Em Um Castelo em Itália, terceira longa-metragem depois da estreia como realizadora, em 2003, com Il est plus facile pour un chameau...,  Valeria levanta o pé a ver se tudo cai. Para poder acontecer algo, ela que se estica sempre até ao burlesco. O filme é um carnaval, por isso peça melancólica, que Valeria arrisca com a sua habitual coragem de habitar a vertigem, o seu não-medo do ridículo, e com dados da sua autobiografia: a origem italiana, a fuga de Turim quando a família, pai, mãe, dois irmãos, Carla Bruni e Virginio, foi ameaçada pelas Brigadas Vermelhas, o doce exílio em França e uma espécie de culpabilidade lancinante de pobre menina rica que a coloca em fuga para a tal dança do desequilíbrio.

Para o filme, convocou mesmo a mãe, Marisa Borini, o ex-companheiro, Louis Garrel, e entregou a Filippo Timi a personagem do irmão a morrer de sida (como aconteceu na vida real a Virginio,o irmão de Valeria). E os Bruni-Tedeschi aqui chamam-se Rossi-Levi. Mas é interessante ouvi-la falar de Um Castelo em Itália da forma que o fez em Cannes 2013: havendo biografia, disse, nao ha psicanálise, há apenas terapia, que a ajuda a viver, que a ajuda a trabalhar e, mais importante do que tudo, que pode desencadear tráficos com o imaginário. Foi nessa conferência de imprensa, aliás, que Valeria se assumiu adepta das possibilidades do desequilíbrio, lembrando se dos seus primeiros passos como aprendiz de actriz, como nada acontecia quando os actores estavam com os pés no chao e como a emoção finalmente irrompia na aula a partir do momento em que alguém levantava um pé. 

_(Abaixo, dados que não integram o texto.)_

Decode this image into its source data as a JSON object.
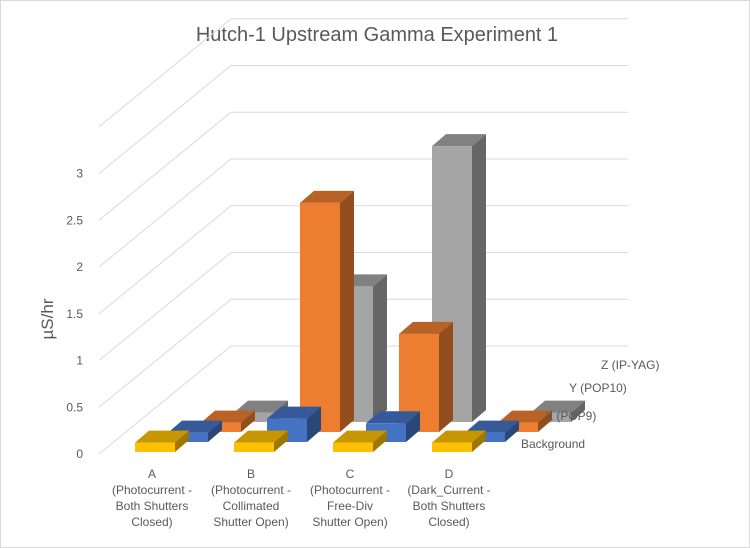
{
  "chart_data": {
    "type": "bar",
    "subtype": "3d-column",
    "title": "Hutch-1 Upstream Gamma Experiment 1",
    "ylabel": "µS/hr",
    "xlabel": "",
    "ylim": [
      0,
      3
    ],
    "yticks": [
      "0",
      "0.5",
      "1",
      "1.5",
      "2",
      "2.5",
      "3"
    ],
    "grid": true,
    "categories": [
      [
        "A",
        "(Photocurrent -",
        "Both Shutters",
        "Closed)"
      ],
      [
        "B",
        "(Photocurrent -",
        "Collimated",
        "Shutter Open)"
      ],
      [
        "C",
        "(Photocurrent -",
        "Free-Div",
        "Shutter Open)"
      ],
      [
        "D",
        "(Dark_Current -",
        "Both Shutters",
        "Closed)"
      ]
    ],
    "series": [
      {
        "name": "Background",
        "color": "#FFC000",
        "values": [
          0.1,
          0.1,
          0.1,
          0.1
        ]
      },
      {
        "name": "X (POP9)",
        "color": "#4472C4",
        "values": [
          0.1,
          0.25,
          0.2,
          0.1
        ]
      },
      {
        "name": "Y (POP10)",
        "color": "#ED7D31",
        "values": [
          0.1,
          2.45,
          1.05,
          0.1
        ]
      },
      {
        "name": "Z (IP-YAG)",
        "color": "#A5A5A5",
        "values": [
          0.1,
          1.45,
          2.95,
          0.1
        ]
      }
    ]
  }
}
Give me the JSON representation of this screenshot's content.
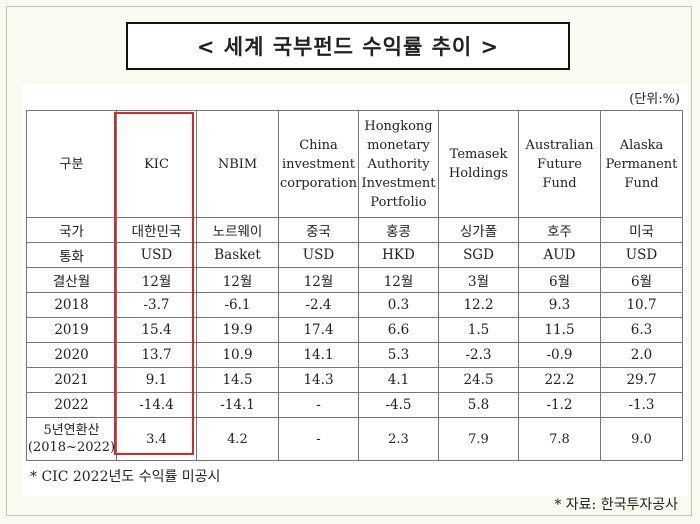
{
  "title": "< 세계 국부펀드 수익률 추이 >",
  "unit": "(단위:%)",
  "headers": [
    "구분",
    "KIC",
    "NBIM",
    "China investment corporation",
    "Hongkong monetary Authority Investment Portfolio",
    "Temasek Holdings",
    "Australian Future Fund",
    "Alaska Permanent Fund"
  ],
  "rows": [
    [
      "국가",
      "대한민국",
      "노르웨이",
      "중국",
      "홍콩",
      "싱가폴",
      "호주",
      "미국"
    ],
    [
      "통화",
      "USD",
      "Basket",
      "USD",
      "HKD",
      "SGD",
      "AUD",
      "USD"
    ],
    [
      "결산월",
      "12월",
      "12월",
      "12월",
      "12월",
      "3월",
      "6월",
      "6월"
    ],
    [
      "2018",
      "-3.7",
      "-6.1",
      "-2.4",
      "0.3",
      "12.2",
      "9.3",
      "10.7"
    ],
    [
      "2019",
      "15.4",
      "19.9",
      "17.4",
      "6.6",
      "1.5",
      "11.5",
      "6.3"
    ],
    [
      "2020",
      "13.7",
      "10.9",
      "14.1",
      "5.3",
      "-2.3",
      "-0.9",
      "2.0"
    ],
    [
      "2021",
      "9.1",
      "14.5",
      "14.3",
      "4.1",
      "24.5",
      "22.2",
      "29.7"
    ],
    [
      "2022",
      "-14.4",
      "-14.1",
      "-",
      "-4.5",
      "5.8",
      "-1.2",
      "-1.3"
    ]
  ],
  "avg_row": {
    "label_line1": "5년연환산",
    "label_line2": "(2018~2022)",
    "values": [
      "3.4",
      "4.2",
      "-",
      "2.3",
      "7.9",
      "7.8",
      "9.0"
    ]
  },
  "note": "* CIC 2022년도 수익률 미공시",
  "source": "* 자료: 한국투자공사"
}
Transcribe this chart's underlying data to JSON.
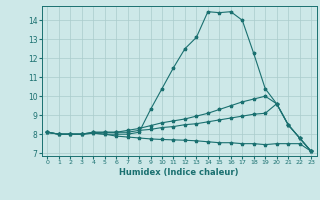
{
  "xlabel": "Humidex (Indice chaleur)",
  "ylabel": "",
  "background_color": "#cde8e8",
  "grid_color": "#aacccc",
  "line_color": "#1a7070",
  "xlim": [
    -0.5,
    23.5
  ],
  "ylim": [
    6.85,
    14.75
  ],
  "xticks": [
    0,
    1,
    2,
    3,
    4,
    5,
    6,
    7,
    8,
    9,
    10,
    11,
    12,
    13,
    14,
    15,
    16,
    17,
    18,
    19,
    20,
    21,
    22,
    23
  ],
  "yticks": [
    7,
    8,
    9,
    10,
    11,
    12,
    13,
    14
  ],
  "series": [
    [
      8.1,
      8.0,
      8.0,
      8.0,
      8.05,
      8.0,
      8.0,
      8.0,
      8.1,
      9.3,
      10.4,
      11.5,
      12.5,
      13.1,
      14.45,
      14.4,
      14.45,
      14.0,
      12.25,
      10.4,
      9.6,
      8.5,
      7.8,
      7.1
    ],
    [
      8.1,
      8.0,
      8.0,
      8.0,
      8.1,
      8.1,
      8.1,
      8.2,
      8.3,
      8.45,
      8.6,
      8.7,
      8.8,
      8.95,
      9.1,
      9.3,
      9.5,
      9.7,
      9.85,
      10.0,
      9.6,
      8.5,
      7.8,
      7.1
    ],
    [
      8.1,
      8.0,
      8.0,
      8.0,
      8.1,
      8.1,
      8.1,
      8.1,
      8.2,
      8.25,
      8.35,
      8.4,
      8.5,
      8.55,
      8.65,
      8.75,
      8.85,
      8.95,
      9.05,
      9.1,
      9.6,
      8.5,
      7.8,
      7.1
    ],
    [
      8.1,
      8.0,
      8.0,
      8.0,
      8.05,
      8.0,
      7.9,
      7.85,
      7.8,
      7.75,
      7.72,
      7.7,
      7.68,
      7.65,
      7.6,
      7.55,
      7.55,
      7.5,
      7.5,
      7.45,
      7.5,
      7.5,
      7.5,
      7.1
    ]
  ]
}
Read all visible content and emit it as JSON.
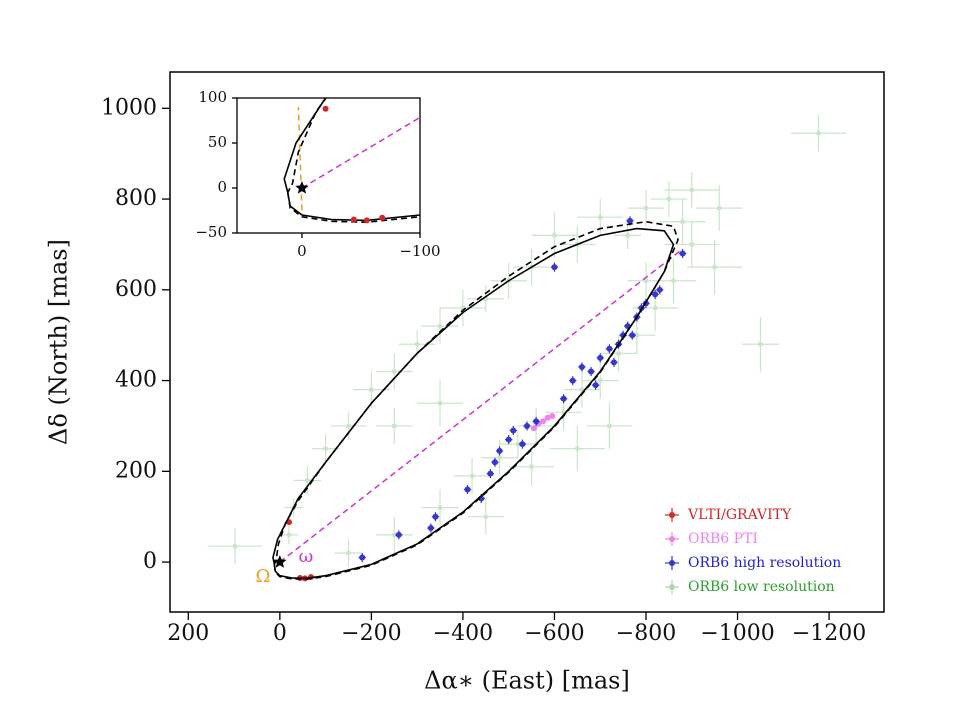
{
  "chart_data": {
    "type": "scatter",
    "xlabel": "Δα∗ (East) [mas]",
    "ylabel": "Δδ (North) [mas]",
    "xlim": [
      240,
      -1320
    ],
    "ylim": [
      -110,
      1080
    ],
    "xticks": [
      200,
      0,
      {
        "value": -200,
        "label": "−200"
      },
      {
        "value": -400,
        "label": "−400"
      },
      {
        "value": -600,
        "label": "−600"
      },
      {
        "value": -800,
        "label": "−800"
      },
      {
        "value": -1000,
        "label": "−1000"
      },
      {
        "value": -1200,
        "label": "−1200"
      }
    ],
    "yticks": [
      0,
      200,
      400,
      600,
      800,
      1000
    ],
    "legend": "lower right",
    "series": [
      {
        "name": "VLTI/GRAVITY",
        "color": "#d62728",
        "opacity": 1,
        "inset": true,
        "x": [
          -20,
          -44,
          -55,
          -68
        ],
        "y": [
          88,
          -35,
          -36,
          -33
        ],
        "xerr": [
          1,
          1,
          1,
          1
        ],
        "yerr": [
          1,
          1,
          1,
          1
        ]
      },
      {
        "name": "ORB6 PTI",
        "color": "#ee82ee",
        "opacity": 1,
        "inset": false,
        "x": [
          -555,
          -565,
          -575,
          -585,
          -595
        ],
        "y": [
          295,
          305,
          310,
          318,
          322
        ],
        "xerr": [
          5,
          5,
          5,
          5,
          5
        ],
        "yerr": [
          5,
          5,
          5,
          5,
          5
        ]
      },
      {
        "name": "ORB6 high resolution",
        "color": "#2222cc",
        "opacity": 0.9,
        "inset": false,
        "x": [
          -765,
          -600,
          -880,
          -180,
          -260,
          -330,
          -340,
          -440,
          -410,
          -460,
          -470,
          -480,
          -500,
          -510,
          -530,
          -540,
          -560,
          -620,
          -640,
          -660,
          -680,
          -700,
          -720,
          -740,
          -750,
          -760,
          -780,
          -790,
          -800,
          -820,
          -830,
          -770,
          -730,
          -690
        ],
        "y": [
          752,
          650,
          680,
          10,
          60,
          75,
          100,
          140,
          160,
          195,
          220,
          245,
          270,
          290,
          260,
          300,
          310,
          360,
          400,
          430,
          420,
          450,
          470,
          480,
          500,
          520,
          540,
          560,
          570,
          590,
          600,
          500,
          440,
          390
        ],
        "xerr": [
          8,
          8,
          8,
          8,
          8,
          8,
          8,
          8,
          8,
          8,
          8,
          8,
          8,
          8,
          8,
          8,
          8,
          8,
          8,
          8,
          8,
          8,
          8,
          8,
          8,
          8,
          8,
          8,
          8,
          8,
          8,
          8,
          8,
          8
        ],
        "yerr": [
          10,
          10,
          10,
          10,
          10,
          10,
          10,
          10,
          10,
          10,
          10,
          10,
          10,
          10,
          10,
          10,
          10,
          10,
          10,
          10,
          10,
          10,
          10,
          10,
          10,
          10,
          10,
          10,
          10,
          10,
          10,
          10,
          10,
          10
        ]
      },
      {
        "name": "ORB6 low resolution",
        "color": "#2ca02c",
        "opacity": 0.25,
        "inset": false,
        "x": [
          -1177,
          98,
          -1050,
          -960,
          -900,
          -850,
          -800,
          -760,
          -700,
          -650,
          -600,
          -550,
          -500,
          -450,
          -400,
          -350,
          -300,
          -250,
          -200,
          -150,
          -100,
          -60,
          -30,
          -20,
          -150,
          -250,
          -350,
          -420,
          -480,
          -520,
          -560,
          -620,
          -660,
          -700,
          -740,
          -780,
          -820,
          -860,
          -900,
          -950,
          -550,
          -650,
          -450,
          -720,
          -350,
          -250,
          -800,
          -880
        ],
        "y": [
          945,
          35,
          480,
          780,
          820,
          800,
          780,
          720,
          760,
          700,
          720,
          650,
          620,
          580,
          560,
          520,
          480,
          420,
          380,
          300,
          250,
          180,
          120,
          60,
          20,
          60,
          120,
          190,
          230,
          260,
          300,
          330,
          380,
          400,
          460,
          500,
          560,
          620,
          700,
          650,
          210,
          250,
          100,
          300,
          350,
          300,
          620,
          750
        ],
        "xerr": [
          60,
          60,
          40,
          50,
          60,
          40,
          40,
          30,
          50,
          40,
          50,
          40,
          40,
          40,
          50,
          40,
          40,
          40,
          40,
          40,
          30,
          30,
          20,
          20,
          30,
          40,
          40,
          40,
          40,
          40,
          40,
          40,
          40,
          40,
          40,
          40,
          50,
          50,
          60,
          60,
          50,
          60,
          40,
          50,
          50,
          40,
          40,
          50
        ],
        "yerr": [
          40,
          40,
          60,
          50,
          40,
          40,
          40,
          30,
          40,
          40,
          50,
          40,
          40,
          30,
          40,
          40,
          30,
          40,
          40,
          30,
          30,
          30,
          20,
          20,
          30,
          40,
          40,
          40,
          40,
          30,
          40,
          40,
          40,
          40,
          40,
          40,
          50,
          50,
          50,
          60,
          40,
          50,
          40,
          50,
          50,
          40,
          40,
          50
        ]
      }
    ],
    "orbits": [
      {
        "color": "#000000",
        "dash": false,
        "x": [
          12,
          10,
          0,
          -25,
          -55,
          -100,
          -200,
          -300,
          -400,
          -500,
          -600,
          -700,
          -780,
          -840,
          -860,
          -840,
          -780,
          -700,
          -600,
          -500,
          -400,
          -300,
          -200,
          -100,
          -40,
          -15,
          5,
          15,
          12
        ],
        "y": [
          -5,
          -20,
          -30,
          -35,
          -36,
          -30,
          -5,
          40,
          110,
          200,
          300,
          420,
          540,
          640,
          700,
          730,
          735,
          720,
          680,
          620,
          550,
          460,
          350,
          220,
          140,
          90,
          50,
          10,
          -5
        ]
      },
      {
        "color": "#000000",
        "dash": true,
        "x": [
          12,
          10,
          0,
          -25,
          -55,
          -100,
          -200,
          -300,
          -400,
          -500,
          -600,
          -700,
          -780,
          -840,
          -870,
          -860,
          -800,
          -700,
          -600,
          -500,
          -400,
          -300,
          -200,
          -100,
          -40,
          -12,
          3,
          8,
          12
        ],
        "y": [
          -5,
          -22,
          -32,
          -37,
          -38,
          -32,
          -7,
          38,
          108,
          198,
          298,
          418,
          540,
          640,
          710,
          740,
          750,
          735,
          695,
          630,
          555,
          460,
          350,
          220,
          135,
          85,
          40,
          5,
          -5
        ]
      }
    ],
    "lines": [
      {
        "color": "#cc33cc",
        "inset_only": false,
        "x": [
          0,
          -880
        ],
        "y": [
          0,
          690
        ]
      },
      {
        "color": "#e8a020",
        "inset_only": true,
        "x": [
          0,
          3
        ],
        "y": [
          -25,
          90
        ]
      }
    ],
    "primary": {
      "x": 0,
      "y": 0
    },
    "annotations": [
      {
        "text": "Ω",
        "color": "#e8a020"
      },
      {
        "text": "ω",
        "color": "#cc33cc"
      }
    ],
    "inset": {
      "xlim": [
        55,
        -100
      ],
      "ylim": [
        -50,
        100
      ],
      "xticks": [
        0,
        {
          "value": -100,
          "label": "−100"
        }
      ],
      "yticks": [
        {
          "value": -50,
          "label": "−50"
        },
        0,
        50,
        100
      ]
    }
  }
}
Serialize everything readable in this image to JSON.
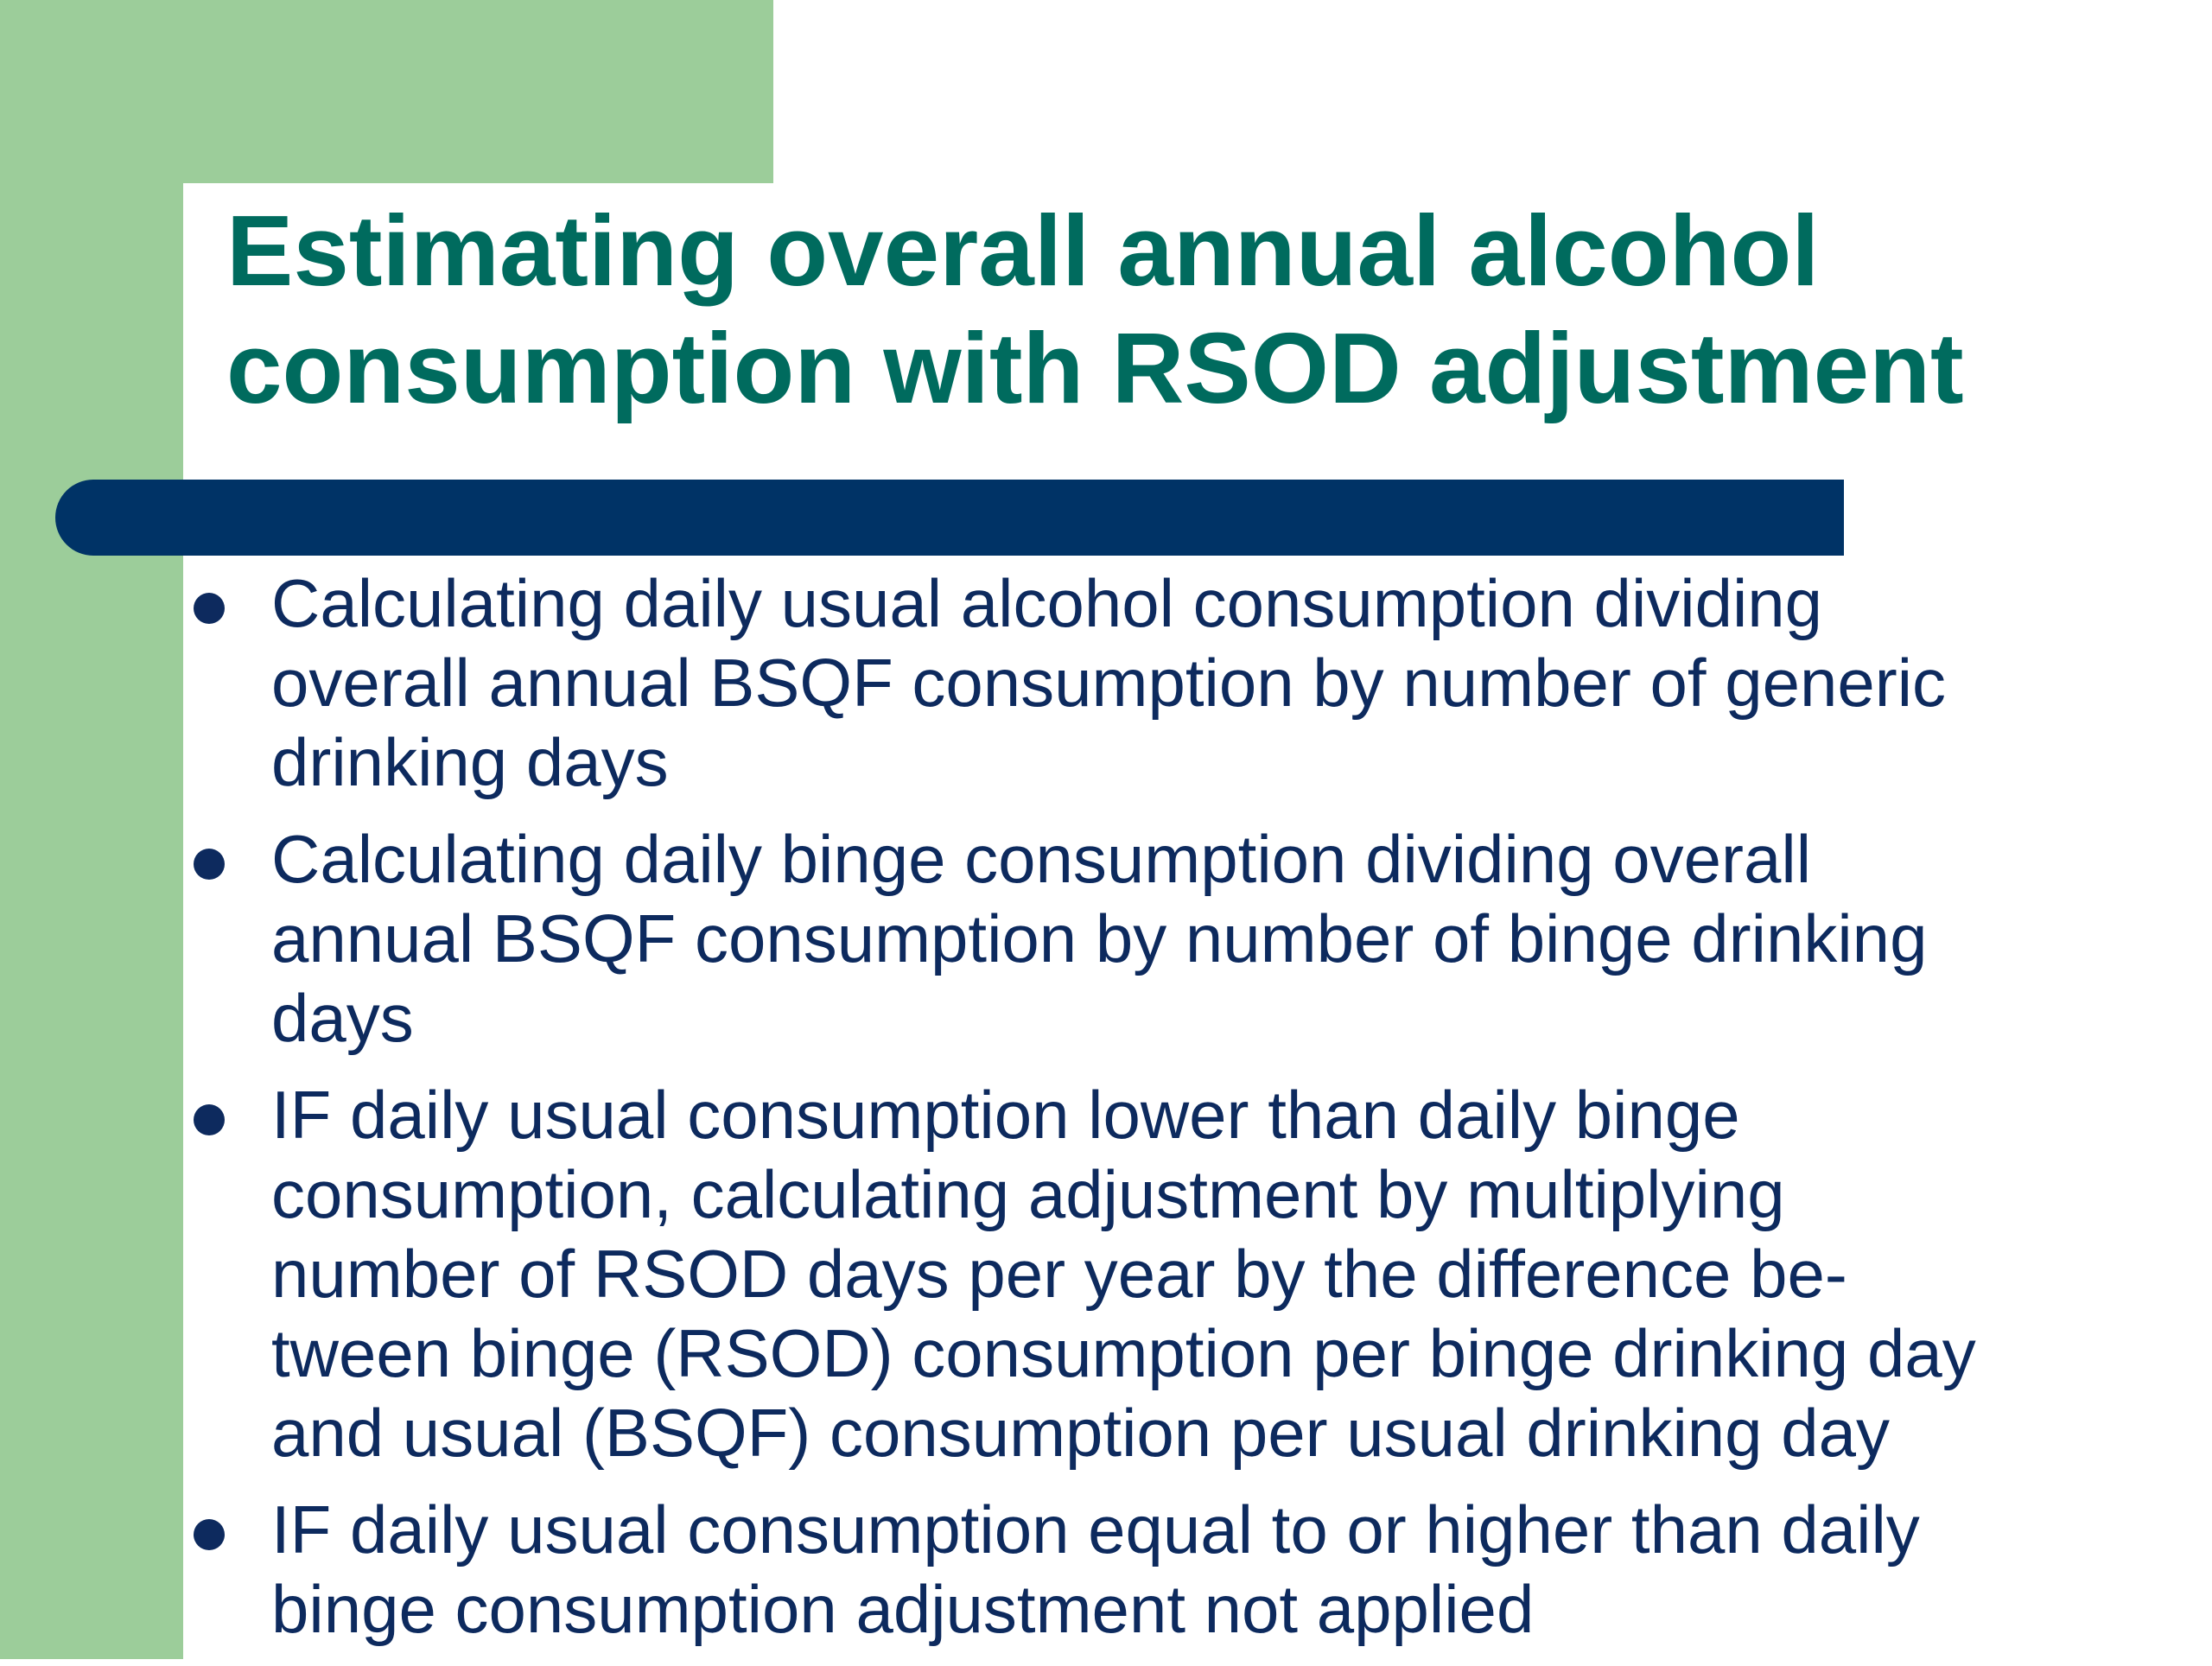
{
  "slide": {
    "title_line1": "Estimating overall annual alcohol",
    "title_line2": "consumption with RSOD adjustment",
    "colors": {
      "title": "#006b5e",
      "body_text": "#0d2a5e",
      "accent_bar": "#003366",
      "green_background": "#9ccd9a"
    },
    "bullets": [
      {
        "lines": [
          "Calculating daily usual alcohol consumption dividing",
          "overall annual BSQF consumption by number of generic",
          "drinking days"
        ]
      },
      {
        "lines": [
          "Calculating daily binge consumption dividing overall",
          "annual BSQF consumption by number of binge drinking",
          "days"
        ]
      },
      {
        "lines": [
          "IF daily usual consumption lower than daily binge",
          "consumption, calculating adjustment by multiplying",
          "number of RSOD days per year by the difference be-",
          "tween binge (RSOD) consumption per binge drinking day",
          "and usual (BSQF) consumption per usual drinking day"
        ]
      },
      {
        "lines": [
          "IF daily usual consumption equal to or higher than daily",
          "binge consumption adjustment not applied"
        ]
      }
    ]
  }
}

O decisivo em Um Castelo em Itália é mesmo isso, a sua fragilidade. É essa a sua força. não simular, em favor do plot, qualquer redençao para as personagens, nao trair as possibilidades de jogo entre uma tribo, que é de personagens e que tambem é de actores, estar sempre em fuga com o imaginário (como, à sua maneira, estavam o Tournée de Mathieu Amalric e a sua tribo). Nao é seguramente tempo, hoje, de filmes assim que não vão atrás do espectador para o seduzir, para se entregarem de bandeja, e que estao sempre a escapar-se-lhe. Pode-se experimentar o desconforto perante o que parece derivativo sempre dois palmos acima do chão. Mas vamo-nos aguentar, dançar e talvez cair.